L’ÉPOUSE TOUJOURS PROCHE DE SON MARI
En 1934, Geneviève et sa sœur Marie, épousent à Bickfaya leurs deux cousins, les frères Pierre et Gabriel Gemayel.
Le mariage fut célébré à Bickfaya, dans la demeure des parents de Geneviève. La cérémonie s’est déroulée dans la plus stricte intimité et le seul étranger à la famille présent, était Hussein Séjean, ami inséparable de Pierre Gemayel et membre du parti Najjadé qui regroupait l’élite sunnite de Beyrouth.

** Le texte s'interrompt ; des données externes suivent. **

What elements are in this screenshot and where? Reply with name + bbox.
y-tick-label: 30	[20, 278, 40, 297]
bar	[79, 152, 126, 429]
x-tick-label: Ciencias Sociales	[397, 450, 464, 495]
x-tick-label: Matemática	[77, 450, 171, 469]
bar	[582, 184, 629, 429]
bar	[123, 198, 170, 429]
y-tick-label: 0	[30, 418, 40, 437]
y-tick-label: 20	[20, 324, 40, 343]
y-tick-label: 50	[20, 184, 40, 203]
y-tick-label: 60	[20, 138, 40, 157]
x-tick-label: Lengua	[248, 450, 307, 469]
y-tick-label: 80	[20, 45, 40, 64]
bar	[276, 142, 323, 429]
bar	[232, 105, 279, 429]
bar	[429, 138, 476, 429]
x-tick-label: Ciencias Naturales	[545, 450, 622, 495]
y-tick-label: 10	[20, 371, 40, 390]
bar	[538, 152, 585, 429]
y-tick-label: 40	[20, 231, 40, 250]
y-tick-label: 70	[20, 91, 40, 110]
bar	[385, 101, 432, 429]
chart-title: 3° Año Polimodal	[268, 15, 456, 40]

La jeune mariée se laisse spontanément emporter dans la spirale d’activités de son sportif d’époux. Tous les dimanches après-midi, elle l’accompagne à ses matches de foot, même si elle était loin d’être une “fana” de ce sport.
Très vite, cependant, deux ans après le mariage, Pierre Gemayel plonge dans la politique avec la fondation, en 1936, du parti Kataëb et les responsabilités qui en découleront. Viendront, ensuite, les charges ministérielles qu’il a successivement occupées jusqu’à la fin de sa vie, en 1984.
Mais, la politique happera non seulement son époux, mais la famille entière que Sitt Geneviève soutiendra en silence, avec un courage et une dignité remarquables.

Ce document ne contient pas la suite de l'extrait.